Frequently Asked Questions (FAQ)

Why is the bond yield used in the formula?
The AAA bond yield represents the opportunity cost of capital. If bonds pay more, you require a higher return from stocks, lowering their present intrinsic value.

Can I use this for stocks with negative EPS?
The Graham formula is not designed for money-losing companies.
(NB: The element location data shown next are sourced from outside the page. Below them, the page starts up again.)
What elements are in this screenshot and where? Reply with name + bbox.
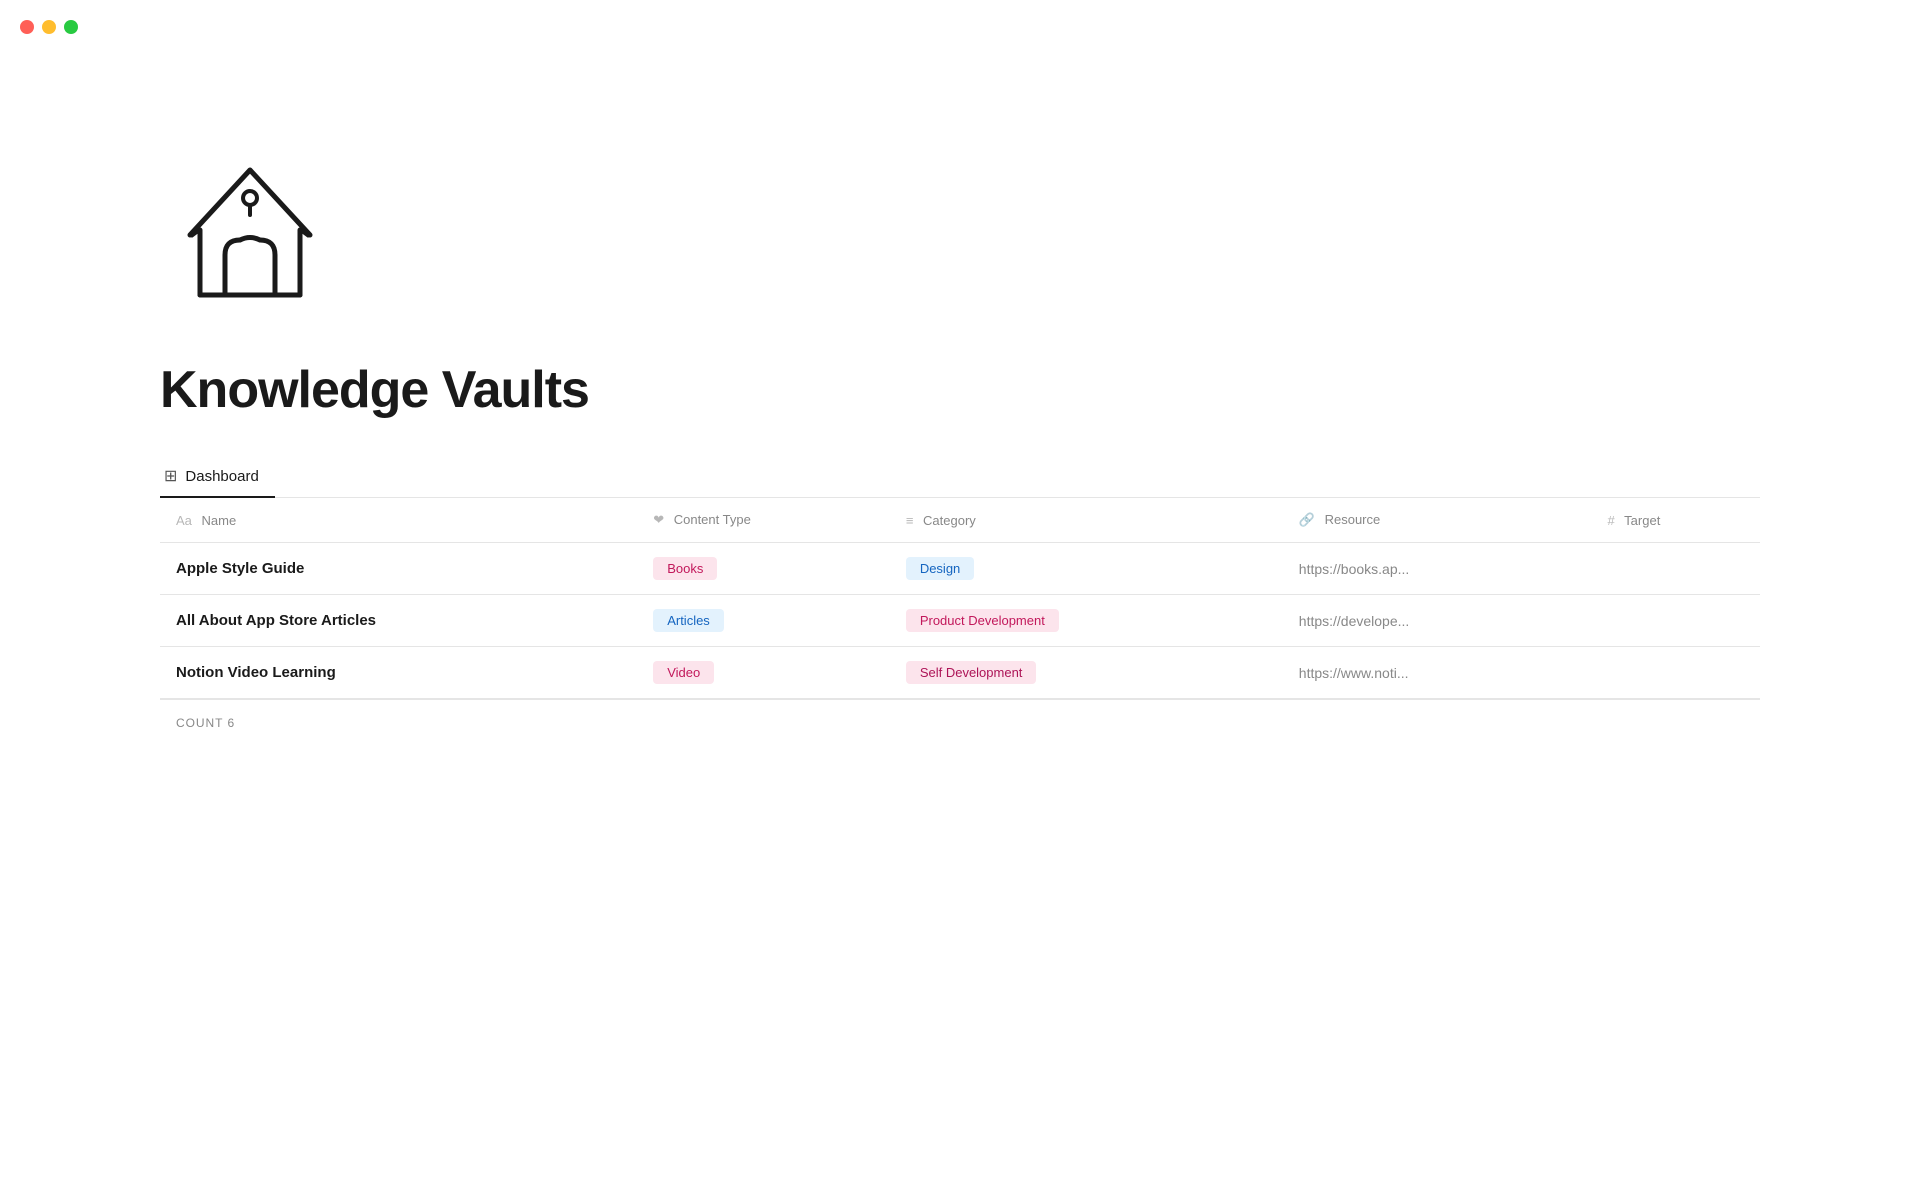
content-type-header-icon: ❤ [653,512,664,527]
table-row[interactable]: All About App Store Articles Articles Pr… [160,595,1760,647]
cell-target-0 [1592,543,1760,595]
header-target: # Target [1592,498,1760,543]
category-header-icon: ≡ [906,513,914,528]
data-table: Aa Name ❤ Content Type ≡ Category 🔗 Reso… [160,498,1760,699]
count-label: COUNT [176,716,223,730]
content-type-badge-1: Articles [653,609,724,632]
category-badge-1: Product Development [906,609,1059,632]
count-value: 6 [228,716,236,730]
table-header: Aa Name ❤ Content Type ≡ Category 🔗 Reso… [160,498,1760,543]
cell-category-2: Self Development [890,647,1283,699]
cell-category-1: Product Development [890,595,1283,647]
count-footer: COUNT 6 [160,699,1760,746]
page-title: Knowledge Vaults [160,360,1760,420]
cell-name-1: All About App Store Articles [160,595,637,647]
cell-target-1 [1592,595,1760,647]
tabs-container: ⊞ Dashboard [160,456,1760,498]
traffic-lights [20,20,78,34]
dashboard-tab-icon: ⊞ [164,466,177,486]
close-button[interactable] [20,20,34,34]
category-badge-2: Self Development [906,661,1037,684]
cell-name-0: Apple Style Guide [160,543,637,595]
cell-content-type-1: Articles [637,595,890,647]
maximize-button[interactable] [64,20,78,34]
table-row[interactable]: Notion Video Learning Video Self Develop… [160,647,1760,699]
header-category: ≡ Category [890,498,1283,543]
content-type-badge-0: Books [653,557,717,580]
cell-resource-0: https://books.ap... [1283,543,1592,595]
minimize-button[interactable] [42,20,56,34]
cell-resource-1: https://develope... [1283,595,1592,647]
cell-content-type-2: Video [637,647,890,699]
cell-resource-2: https://www.noti... [1283,647,1592,699]
header-content-type: ❤ Content Type [637,498,890,543]
tab-dashboard[interactable]: ⊞ Dashboard [160,456,275,498]
cell-category-0: Design [890,543,1283,595]
resource-header-icon: 🔗 [1299,512,1315,527]
page-icon [160,140,340,320]
category-badge-0: Design [906,557,974,580]
cell-content-type-0: Books [637,543,890,595]
tab-dashboard-label: Dashboard [185,468,258,485]
header-resource: 🔗 Resource [1283,498,1592,543]
cell-target-2 [1592,647,1760,699]
target-header-icon: # [1608,513,1615,528]
cell-name-2: Notion Video Learning [160,647,637,699]
table-row[interactable]: Apple Style Guide Books Design https://b… [160,543,1760,595]
main-content: Knowledge Vaults ⊞ Dashboard Aa Name ❤ C… [0,0,1920,826]
name-header-icon: Aa [176,513,192,528]
content-type-badge-2: Video [653,661,714,684]
header-name: Aa Name [160,498,637,543]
If EPS is negative, the intrinsic value calculator free will return a negative or zero result, which is mathematically correct but not useful for valuation.

What is a good growth rate to use?
Most conservative value investors cap their growth estimates at 15% even for fast-growing companies to stay within a margin of safety.

How often should I recalculate intrinsic value?
It is wise to recalculate after every quarterly earnings report or when there is a significant change in market interest rates.

Does this work for dividends?
This specific model focuses on earnings. For dividend-focused stocks, a Dividend Discount Model (DDM) might be a better companion tool.

What is a “Margin of Safety”?
It is the difference between the intrinsic value and the market price. Buying with a 30% margin of safety means you only pay $70 for something worth $100.

Is the Benjamin Graham formula still relevant?
Yes, though it is a simplified model. It remains a gold standard for getting a “ballpark” fair value for stable, profitable companies.

What if the yield is very low?
Very low yields can inflate intrinsic values significantly. Many investors use a minimum “floor” yield (like 4%) to avoid overpaying during periods of extreme low interest rates.